Trouble doesn't fix problems. It doesn't restore relationship. And the few people it does motivate, don't come away with healthy results. They learn to be people-pleasers rather than wise choosers, planners, and executers.
Trouble doesn't work.
Last night my daughter was exhausted. We mistakenly assumed she didn't have any homework due this morning, so we were cramming it in after dinner on a Sunday night. No fun.
Eventually, I made the call. She'd done all she could do. It would have to be enough.
She was upset. She didn't want to be in trouble.
I asked her the same thing I'd asked the young student: what is trouble? She couldn't answer. I suggested maybe trouble was that she wouldn't get full credit because the work would be late. When she nodded, I reminded her that she has an A in that particular class, so she could afford to lose those points. Anxiety still riddled her, though. I encouraged her to type an email to her teacher, explaining exactly what had occurred (Grandma came to visit, we waited too long to start homework, she did math first because there was a lot of it, etc) and telling him that she'd complete the assignment the following evening. This helped her, more. Emailing him didn't have to do with the points; we still expect he will withhold those. It had to do with their relationship. What was really bothering her wasn't the grade. What she feared was that he would be "mad" at her. She didn't want to be in trouble.
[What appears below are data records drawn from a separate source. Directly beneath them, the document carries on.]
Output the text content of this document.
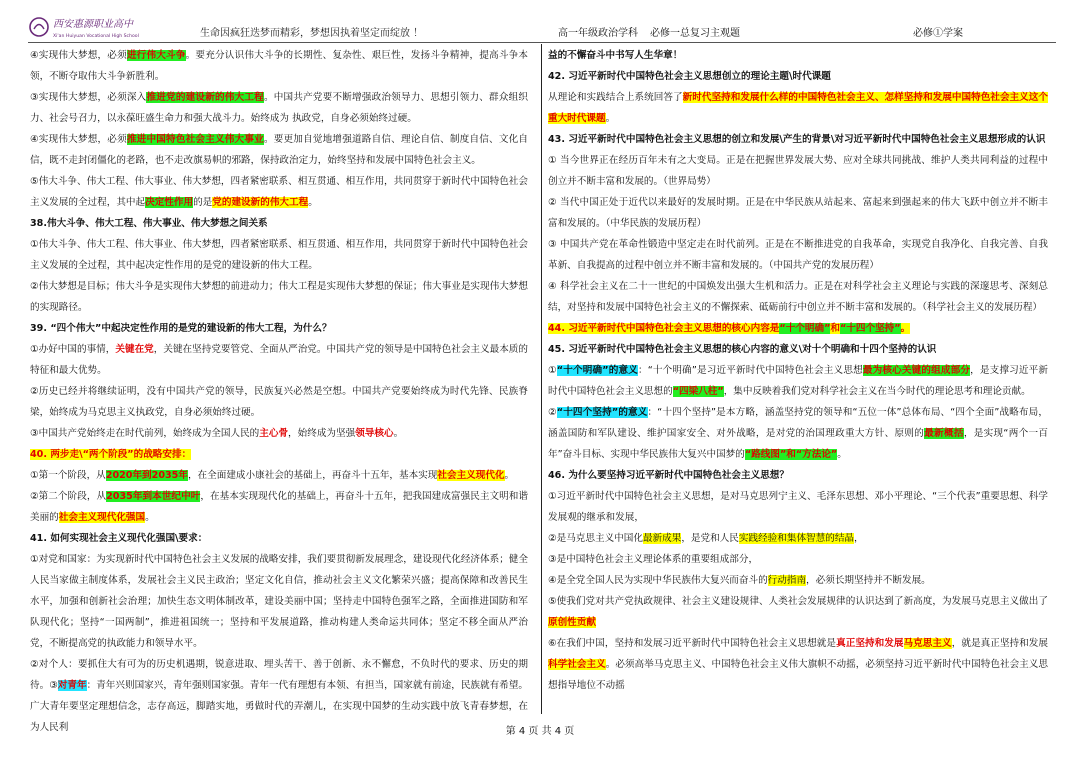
西安惠源职业高中
Xi'an Huiyuan Vocational High School	生命因疯狂迭梦而精彩，梦想因执着坚定而绽放 ！	高一年级政治学科 必修一总复习主观题	必修①学案

④实现伟大梦想，必须进行伟大斗争。要充分认识伟大斗争的长期性、复杂性、艰巨性，发扬斗争精神，提高斗争本领，不断夺取伟大斗争新胜利。

③实现伟大梦想，必须深入推进党的建设新的伟大工程。中国共产党要不断增强政治领导力、思想引领力、群众组织力、社会号召力，以永葆旺盛生命力和强大战斗力。始终成为 执政党，自身必须始终过硬。

④实现伟大梦想，必须推进中国特色社会主义伟大事业。要更加自觉地增强道路自信、理论自信、制度自信、文化自信，既不走封闭僵化的老路，也不走改旗易帜的邪路，保持政治定力，始终坚持和发展中国特色社会主义。

⑤伟大斗争、伟大工程、伟大事业、伟大梦想，四者紧密联系、相互贯通、相互作用，共同贯穿于新时代中国特色社会主义发展的全过程，其中起决定性作用的是党的建设新的伟大工程。

38.伟大斗争、伟大工程、伟大事业、伟大梦想之间关系

①伟大斗争、伟大工程、伟大事业、伟大梦想，四者紧密联系、相互贯通、相互作用，共同贯穿于新时代中国特色社会主义发展的全过程，其中起决定性作用的是党的建设新的伟大工程。

②伟大梦想是目标；伟大斗争是实现伟大梦想的前进动力；伟大工程是实现伟大梦想的保证；伟大事业是实现伟大梦想的实现路径。

39. “四个伟大”中起决定性作用的是党的建设新的伟大工程，为什么？

①办好中国的事情，关键在党，关键在坚持党要管党、全面从严治党。中国共产党的领导是中国特色社会主义最本质的特征和最大优势。

②历史已经并将继续证明，没有中国共产党的领导，民族复兴必然是空想。中国共产党要始终成为时代先锋、民族脊梁，始终成为马克思主义执政党，自身必须始终过硬。

③中国共产党始终走在时代前列，始终成为全国人民的主心骨，始终成为坚强领导核心。

40. 两步走\“两个阶段”的战略安排：

①第一个阶段，从2020年到2035年，在全面建成小康社会的基础上，再奋斗十五年，基本实现社会主义现代化。

②第二个阶段，从2035年到本世纪中叶，在基本实现现代化的基础上，再奋斗十五年，把我国建成富强民主文明和谐美丽的社会主义现代化强国。

41. 如何实现社会主义现代化强国\要求：

①对党和国家：为实现新时代中国特色社会主义发展的战略安排，我们要贯彻新发展理念，建设现代化经济体系；健全人民当家做主制度体系，发展社会主义民主政治；坚定文化自信，推动社会主义文化繁荣兴盛；提高保障和改善民生水平，加强和创新社会治理；加快生态文明体制改革，建设美丽中国；坚持走中国特色强军之路，全面推进国防和军队现代化；坚持“一国两制”，推进祖国统一；坚持和平发展道路，推动构建人类命运共同体；坚定不移全面从严治党，不断提高党的执政能力和领导水平。

②对个人：要抓住大有可为的历史机遇期，锐意进取、埋头苦干、善于创新、永不懈怠，不负时代的要求、历史的期待。③对青年：青年兴则国家兴，青年强则国家强。青年一代有理想有本领、有担当，国家就有前途，民族就有希望。广大青年要坚定理想信念，志存高远，脚踏实地，勇做时代的弄潮儿，在实现中国梦的生动实践中放飞青春梦想，在为人民利

益的不懈奋斗中书写人生华章！

42. 习近平新时代中国特色社会主义思想创立的理论主题\时代课题

从理论和实践结合上系统回答了新时代坚持和发展什么样的中国特色社会主义、怎样坚持和发展中国特色社会主义这个重大时代课题。

43. 习近平新时代中国特色社会主义思想的创立和发展\产生的背景\对习近平新时代中国特色社会主义思想形成的认识

① 当今世界正在经历百年未有之大变局。正是在把握世界发展大势、应对全球共同挑战、维护人类共同利益的过程中创立并不断丰富和发展的。（世界局势）

② 当代中国正处于近代以来最好的发展时期。正是在中华民族从站起来、富起来到强起来的伟大飞跃中创立并不断丰富和发展的。（中华民族的发展历程）

③ 中国共产党在革命性锻造中坚定走在时代前列。正是在不断推进党的自我革命，实现党自我净化、自我完善、自我革新、自我提高的过程中创立并不断丰富和发展的。（中国共产党的发展历程）

④ 科学社会主义在二十一世纪的中国焕发出强大生机和活力。正是在对科学社会主义理论与实践的深邃思考、深刻总结，对坚持和发展中国特色社会主义的不懈探索、砥砺前行中创立并不断丰富和发展的。（科学社会主义的发展历程）

44. 习近平新时代中国特色社会主义思想的核心内容是“十个明确”和“十四个坚持”。

45. 习近平新时代中国特色社会主义思想的核心内容的意义\对十个明确和十四个坚持的认识

①“十个明确”的意义：“十个明确”是习近平新时代中国特色社会主义思想最为核心关键的组成部分，是支撑习近平新时代中国特色社会主义思想的“四梁八柱”，集中反映着我们党对科学社会主义在当今时代的理论思考和理论贡献。

②“十四个坚持”的意义：“十四个坚持”是本方略，涵盖坚持党的领导和“五位一体”总体布局、“四个全面”战略布局，涵盖国防和军队建设、维护国家安全、对外战略，是对党的治国理政重大方针、原则的最新概括，是实现“两个一百年”奋斗目标、实现中华民族伟大复兴中国梦的“路线图”和“方法论”。

46. 为什么要坚持习近平新时代中国特色社会主义思想？

①习近平新时代中国特色社会主义思想，是对马克思列宁主义、毛泽东思想、邓小平理论、“三个代表”重要思想、科学发展观的继承和发展，

②是马克思主义中国化最新成果，是党和人民实践经验和集体智慧的结晶，

③是中国特色社会主义理论体系的重要组成部分，

④是全党全国人民为实现中华民族伟大复兴而奋斗的行动指南，必须长期坚持并不断发展。

⑤使我们党对共产党执政规律、社会主义建设规律、人类社会发展规律的认识达到了新高度，为发展马克思主义做出了原创性贡献

⑥在我们中国，坚持和发展习近平新时代中国特色社会主义思想就是真正坚持和发展马克思主义，就是真正坚持和发展科学社会主义。必须高举马克思主义、中国特色社会主义伟大旗帜不动摇，必须坚持习近平新时代中国特色社会主义思想指导地位不动摇

第 4 页 共 4 页
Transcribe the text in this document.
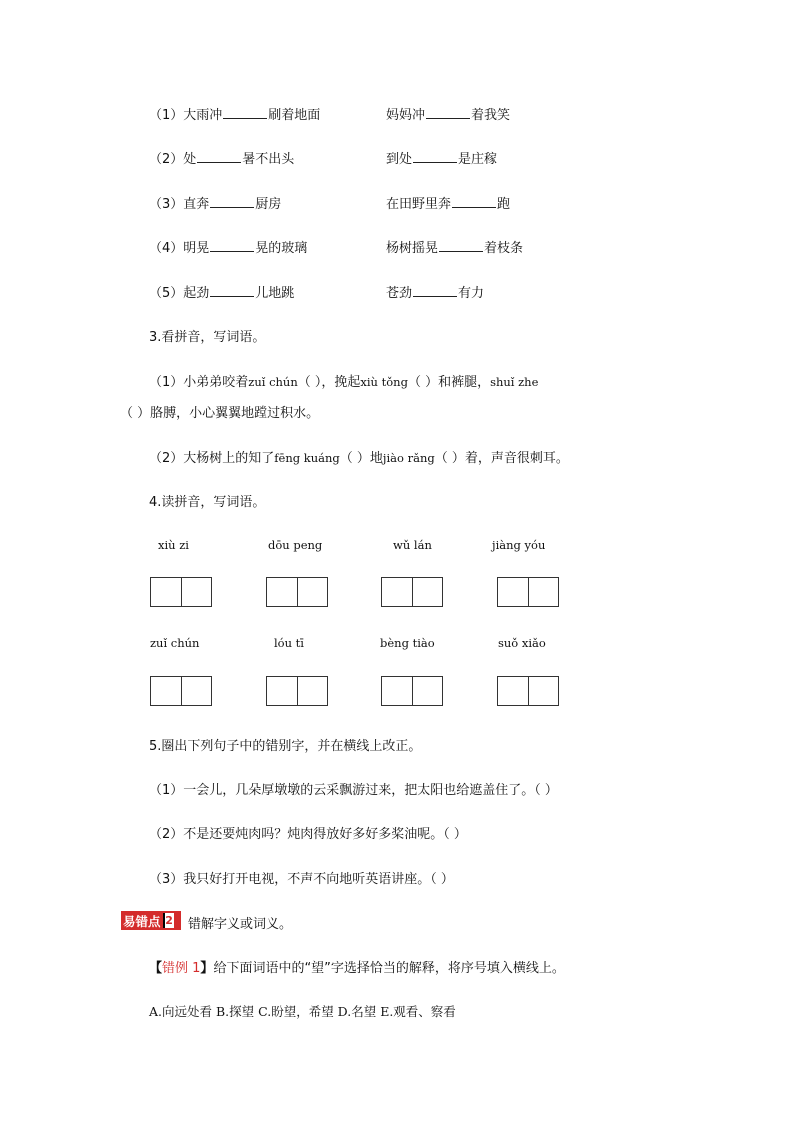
（1）大雨冲	刷着地面	妈妈冲	着我笑
（2）处	暑不出头	到处	是庄稼
（3）直奔	厨房	在田野里奔	跑
（4）明晃	晃的玻璃	杨树摇晃	着枝条
（5）起劲	儿地跳	苍劲	有力
3.看拼音，写词语。
（1）小弟弟咬着zuǐ chún（ ），挽起xiù tǒng（ ）和裤腿，shuǐ zhe
（ ）胳膊，小心翼翼地蹚过积水。
（2）大杨树上的知了fēng kuáng（ ）地jiào rǎng（ ）着，声音很刺耳。
4.读拼音，写词语。
xiù zi	dōu peng	wǔ lán	jiàng yóu
zuǐ chún	lóu tī	bèng tiào	suǒ xiǎo
5.圈出下列句子中的错别字，并在横线上改正。
（1）一会儿，几朵厚墩墩的云采飘游过来，把太阳也给遮盖住了。（ ）
（2）不是还要炖肉吗？炖肉得放好多好多桨油呢。（ ）
（3）我只好打开电视，不声不向地听英语讲座。（ ）
易错点 2 错解字义或词义。
【错例 1】给下面词语中的“望”字选择恰当的解释，将序号填入横线上。
A.向远处看 B.探望 C.盼望，希望 D.名望 E.观看、察看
A truth I tried to convey to the student and my daughter (and regularly, myself) is this:
a person can only do what a person can do.
What you should have done isn't worth talking about, except to create better strategies and systems to ensure that you do differently in the future.
But in the present, this very moment, you can only do what you can do.
And I think accepting that about yourself and others is a healthy practice.